Thursday, November 7, 2013

Trouble in Taos: Batwings and Stangers Part Six


So here we are on the last installment of Chapter 7 or Trouble in Taos: Batwings and Strangers. It’s also the time to announce the winner of the Nine (should be eight) Missing Words Contest.

And the winner is: Pulchritudina Gobsmacker (I didn’t dare ask if that was made up,) from a town in the continental US other than Maynard, Massachusetts. Pulchritudina will receive a genuine Trouble in Taos coffee cup, along with the heartiest congratulations from Walter Bego, Editor-in-chief of Go Figure Reads. (Big deal…)

Remember, Pulchritudina – Mr. Pibb – not recommended.

And now the conclusion of Batwings and Strangers:

Batwings and Strangers Part six

Neither dead man had much money on him. After losing his brand new doors and a musician that might have been worth a fortune in new business, Estevo was in no mood to offer a bottle to the house, and none of us had the heart to ask. We just sat there drinking mud, a little sadder than we’d been before.

Jacques took a penny pencil from his pocket and started scribbling words on the bar. Estevo made a motion as if to tell Jacques not to do that, but then looked over at his doors and the two dead bodies and shrugged.

Claybourne arrived long before the sheriff, but later than he usually did. Maybe his sense of the dead was directly proportional to the amount of money the corpses had on them. The stranger that might have been Ernest Felthousen had a fancy two-gun rig, a horse, and saddle. If Lowell had a horse, we never saw it. Maybe he walked into town. The only things he had of value were the hundreds of songs he knew and his guitar.

Claybourne kept the guitar. It hung in his furniture store for years until someone told Claybourne that the dryness had ruined it. Claybourne cut it up and used the pieces of inlay on a fancy dresser.

Claybourne also took the fancy guns, but gave me the horse and saddle for my work on the coffins. It was a generous thing for him to do. The horse was worth more than all the rest combined.

We all puzzled for years on what might be the rest of the song. We asked every stranger that came into the Rosa Linda if he knew it. Jacques tried a few verses of his own composition, but they didn’t sound right. It wasn’t ’til about ten years back when the circus came through Santa Fe that I ran into someone who knew it.

She was the tattooed lady with the show, and she’d been raised at sea, which was where she got her first tattoos.

Let’s see, I already told you the line, “She may be small for eight tons she be.”

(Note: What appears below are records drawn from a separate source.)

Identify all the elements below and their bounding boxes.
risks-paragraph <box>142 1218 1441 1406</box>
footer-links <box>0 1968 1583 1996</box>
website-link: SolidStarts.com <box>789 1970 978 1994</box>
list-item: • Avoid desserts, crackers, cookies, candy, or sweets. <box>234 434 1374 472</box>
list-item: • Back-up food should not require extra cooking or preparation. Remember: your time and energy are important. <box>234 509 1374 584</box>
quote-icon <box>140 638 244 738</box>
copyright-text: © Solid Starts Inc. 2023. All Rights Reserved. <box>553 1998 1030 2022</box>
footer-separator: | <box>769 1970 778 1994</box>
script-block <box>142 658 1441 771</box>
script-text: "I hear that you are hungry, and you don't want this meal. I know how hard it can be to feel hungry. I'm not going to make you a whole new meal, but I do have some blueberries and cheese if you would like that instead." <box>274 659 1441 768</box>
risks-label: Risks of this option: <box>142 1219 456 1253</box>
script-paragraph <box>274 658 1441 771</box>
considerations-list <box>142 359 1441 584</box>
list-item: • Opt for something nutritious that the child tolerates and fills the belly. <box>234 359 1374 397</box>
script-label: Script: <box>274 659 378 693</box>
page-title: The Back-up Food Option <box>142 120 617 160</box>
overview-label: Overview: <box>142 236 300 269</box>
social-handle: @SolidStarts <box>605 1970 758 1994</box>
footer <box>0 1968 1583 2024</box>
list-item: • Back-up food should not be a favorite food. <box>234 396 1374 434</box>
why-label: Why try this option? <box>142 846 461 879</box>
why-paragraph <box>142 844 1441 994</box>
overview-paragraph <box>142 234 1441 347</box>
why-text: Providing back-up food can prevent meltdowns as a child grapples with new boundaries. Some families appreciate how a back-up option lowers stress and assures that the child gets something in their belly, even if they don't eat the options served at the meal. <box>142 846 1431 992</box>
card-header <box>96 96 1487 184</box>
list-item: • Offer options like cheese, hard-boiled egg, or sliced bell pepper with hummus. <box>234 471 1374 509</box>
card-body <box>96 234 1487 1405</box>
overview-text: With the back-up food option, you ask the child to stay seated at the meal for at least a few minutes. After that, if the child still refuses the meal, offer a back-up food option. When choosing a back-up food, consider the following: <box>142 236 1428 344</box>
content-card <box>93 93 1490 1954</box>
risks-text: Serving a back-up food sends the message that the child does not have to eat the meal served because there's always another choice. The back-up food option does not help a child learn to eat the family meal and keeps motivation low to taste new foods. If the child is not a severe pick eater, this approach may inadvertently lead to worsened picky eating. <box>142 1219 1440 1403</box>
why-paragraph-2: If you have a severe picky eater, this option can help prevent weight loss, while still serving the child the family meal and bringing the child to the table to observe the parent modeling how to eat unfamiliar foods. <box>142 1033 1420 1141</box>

Ah hell, no one cares about good music any more. Go listen to your damn Cole Porter.

I think this is one Cole Porter song that Walt might have liked
Yup – I left it a mystery in the book, and a few people even said that there were no more words to the song. A few others had close guesses, but only Pulchritudina had the perfect answer to the Nine (should be eight) Missing Words.

She may be small for eight tons, she be

But a prettier light house you never did see

And the crew roared, “OH NO!”

Move the mighty ship – we gotta get out of the way!